There are two types of flavors that can be chosen according to one's taste or the occasion. [Ed. Note: A girl loves her choices.] There is the Original, which has basic flavoring, and the Caesar that tastes like the popular salad. [Ed. Note: Not like the popular Roman leader.] Along with carrots and celery sticks, the Original will not only go great with your favorite dip, but the dip will actually enhance the flavor of the crisps. Please give it a try. [Ed. Note: Wait a second...the peas taste good with dip, and the dip tastes good with the peas? This is fascinating! But this only applies to Original flavor. I guess the editorial board axed the logical extension of that last part: "But Caesar tastes like ass with dip. Please avoid it."]

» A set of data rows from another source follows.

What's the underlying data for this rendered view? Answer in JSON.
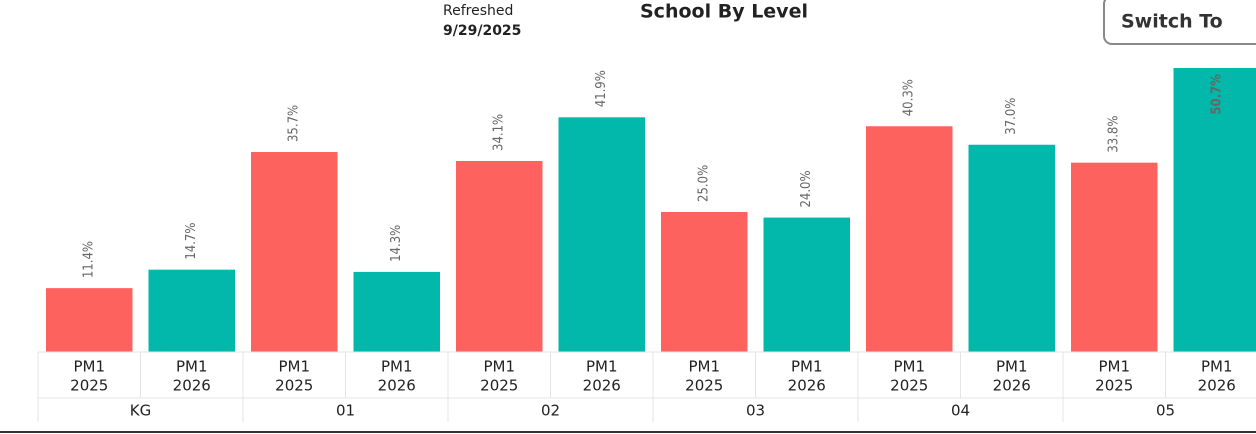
{
  "header": {
    "refreshed_label": "Refreshed",
    "refreshed_date": "9/29/2025",
    "button": "Switch To"
  },
  "chart_data": {
    "type": "bar",
    "title": "School By Level",
    "categories": [
      "KG",
      "01",
      "02",
      "03",
      "04",
      "05"
    ],
    "series": [
      {
        "name": "PM1",
        "period": "2025",
        "color": "#fd625e",
        "values": [
          11.4,
          35.7,
          34.1,
          25.0,
          40.3,
          33.8
        ],
        "value_labels": [
          "11.4%",
          "35.7%",
          "34.1%",
          "25.0%",
          "40.3%",
          "33.8%"
        ]
      },
      {
        "name": "PM1",
        "period": "2026",
        "color": "#01b8aa",
        "values": [
          14.7,
          14.3,
          41.9,
          24.0,
          37.0,
          50.7
        ],
        "value_labels": [
          "14.7%",
          "14.3%",
          "41.9%",
          "24.0%",
          "37.0%",
          "50.7%"
        ]
      }
    ]
  }
}
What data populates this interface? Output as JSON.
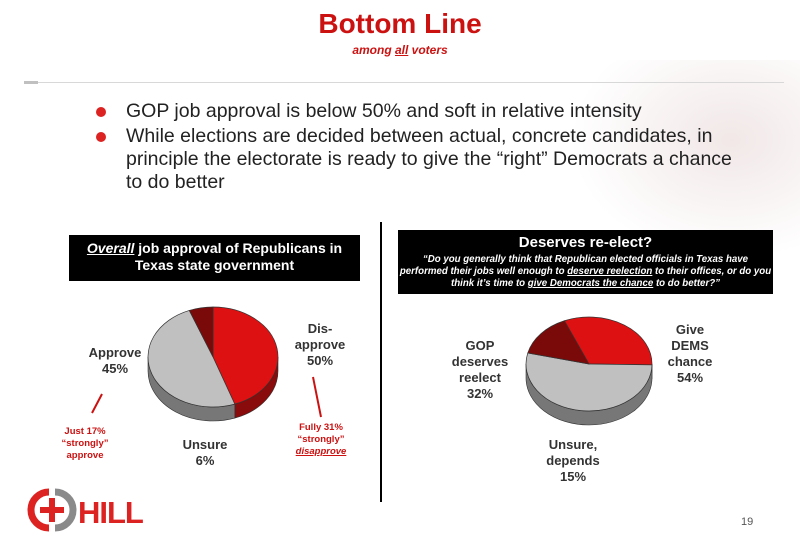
{
  "header": {
    "title": "Bottom Line",
    "subtitle_prefix": "among ",
    "subtitle_emph": "all",
    "subtitle_suffix": " voters"
  },
  "bullets": [
    "GOP job approval is below 50% and soft in relative intensity",
    "While elections are decided between actual, concrete candidates, in principle the electorate is ready to give the “right” Democrats a chance to do better"
  ],
  "left_panel": {
    "heading_emph": "Overall",
    "heading_rest": " job approval of Republicans in Texas state government",
    "labels": {
      "approve": [
        "Approve",
        "45%"
      ],
      "disapprove": [
        "Dis-",
        "approve",
        "50%"
      ],
      "unsure": [
        "Unsure",
        "6%"
      ]
    },
    "notes": {
      "approve": [
        "Just 17%",
        "“strongly”",
        "approve"
      ],
      "disapprove": [
        "Fully 31%",
        "“strongly”",
        "disapprove"
      ]
    }
  },
  "right_panel": {
    "heading": "Deserves re-elect?",
    "question_a": "“Do you generally think that Republican elected officials in Texas have performed their jobs well enough to ",
    "question_u1": "deserve reelection",
    "question_b": " to their offices, or do you think it’s time to ",
    "question_u2": "give Democrats the chance",
    "question_c": " to do better?”",
    "labels": {
      "gop": [
        "GOP",
        "deserves",
        "reelect",
        "32%"
      ],
      "dems": [
        "Give",
        "DEMS",
        "chance",
        "54%"
      ],
      "unsure": [
        "Unsure,",
        "depends",
        "15%"
      ]
    }
  },
  "chart_data": [
    {
      "type": "pie",
      "title": "Overall job approval of Republicans in Texas state government",
      "categories": [
        "Approve",
        "Disapprove",
        "Unsure"
      ],
      "values": [
        45,
        50,
        6
      ],
      "colors": [
        "#dd1111",
        "#c0c0c0",
        "#7a0a0a"
      ]
    },
    {
      "type": "pie",
      "title": "Deserves re-elect?",
      "categories": [
        "GOP deserves reelect",
        "Give DEMS chance",
        "Unsure, depends"
      ],
      "values": [
        32,
        54,
        15
      ],
      "colors": [
        "#dd1111",
        "#c0c0c0",
        "#7a0a0a"
      ]
    }
  ],
  "footer": {
    "logo_text": "HILL",
    "page_number": "19"
  }
}
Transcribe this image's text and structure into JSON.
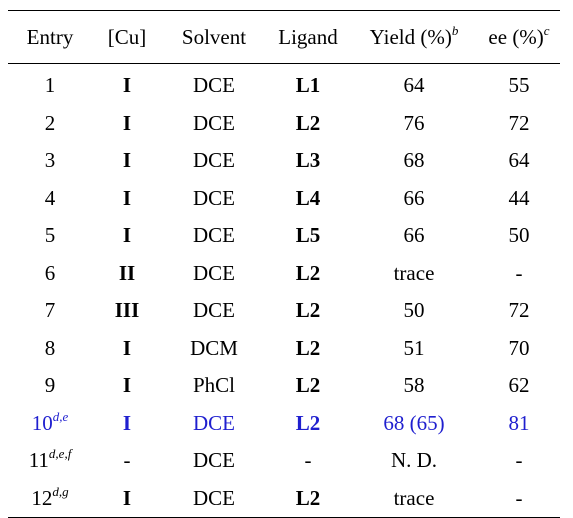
{
  "headers": {
    "entry": "Entry",
    "cu": "[Cu]",
    "solvent": "Solvent",
    "ligand": "Ligand",
    "yield": "Yield (%)",
    "yield_sup": "b",
    "ee": "ee (%)",
    "ee_sup": "c"
  },
  "rows": [
    {
      "entry": "1",
      "entry_sup": "",
      "cu": "I",
      "solvent": "DCE",
      "ligand": "L1",
      "yield": "64",
      "ee": "55"
    },
    {
      "entry": "2",
      "entry_sup": "",
      "cu": "I",
      "solvent": "DCE",
      "ligand": "L2",
      "yield": "76",
      "ee": "72"
    },
    {
      "entry": "3",
      "entry_sup": "",
      "cu": "I",
      "solvent": "DCE",
      "ligand": "L3",
      "yield": "68",
      "ee": "64"
    },
    {
      "entry": "4",
      "entry_sup": "",
      "cu": "I",
      "solvent": "DCE",
      "ligand": "L4",
      "yield": "66",
      "ee": "44"
    },
    {
      "entry": "5",
      "entry_sup": "",
      "cu": "I",
      "solvent": "DCE",
      "ligand": "L5",
      "yield": "66",
      "ee": "50"
    },
    {
      "entry": "6",
      "entry_sup": "",
      "cu": "II",
      "solvent": "DCE",
      "ligand": "L2",
      "yield": "trace",
      "ee": "-"
    },
    {
      "entry": "7",
      "entry_sup": "",
      "cu": "III",
      "solvent": "DCE",
      "ligand": "L2",
      "yield": "50",
      "ee": "72"
    },
    {
      "entry": "8",
      "entry_sup": "",
      "cu": "I",
      "solvent": "DCM",
      "ligand": "L2",
      "yield": "51",
      "ee": "70"
    },
    {
      "entry": "9",
      "entry_sup": "",
      "cu": "I",
      "solvent": "PhCl",
      "ligand": "L2",
      "yield": "58",
      "ee": "62"
    },
    {
      "entry": "10",
      "entry_sup": "d,e",
      "cu": "I",
      "solvent": "DCE",
      "ligand": "L2",
      "yield": "68 (65)",
      "ee": "81"
    },
    {
      "entry": "11",
      "entry_sup": "d,e,f",
      "cu": "-",
      "solvent": "DCE",
      "ligand": "-",
      "yield": "N. D.",
      "ee": "-"
    },
    {
      "entry": "12",
      "entry_sup": "d,g",
      "cu": "I",
      "solvent": "DCE",
      "ligand": "L2",
      "yield": "trace",
      "ee": "-"
    }
  ],
  "colors": {
    "text": "#000000",
    "highlight": "#1f1fcf",
    "background": "#ffffff"
  }
}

Peas have been an important part of the human diet for approximately 8,000 years. In fact, remains of snow peas dating back to the New Stone Age (or around 4500 B.C.) have been found around a lake in Switzerland...in an Egyptian grave around the time of the pharaohs...and even in the ancient ruins of Troy. Peas have also been widely cultivated along the Mediterranean coast as well as in the area of Mesopotamia, and they continue to be an important agricultural crop influencing different cultures and their eating habits. [Ed. Note: This last paragraph isn't nearly as funny, although I do wonder how the conversation went among the archaeologists when excavating the Egyptian grave-site. "Get a load of this golden sarcophagus..." "Watch it, you buffoon! You almost stepped on the remains of the peas!"]

Snacktime will never be the same again.


Jean said...

But did you even open them? How do they TASTE? I wanna know!

tilney said...

Oh, yeah - the taste! They were pretty good. A nice savory snack.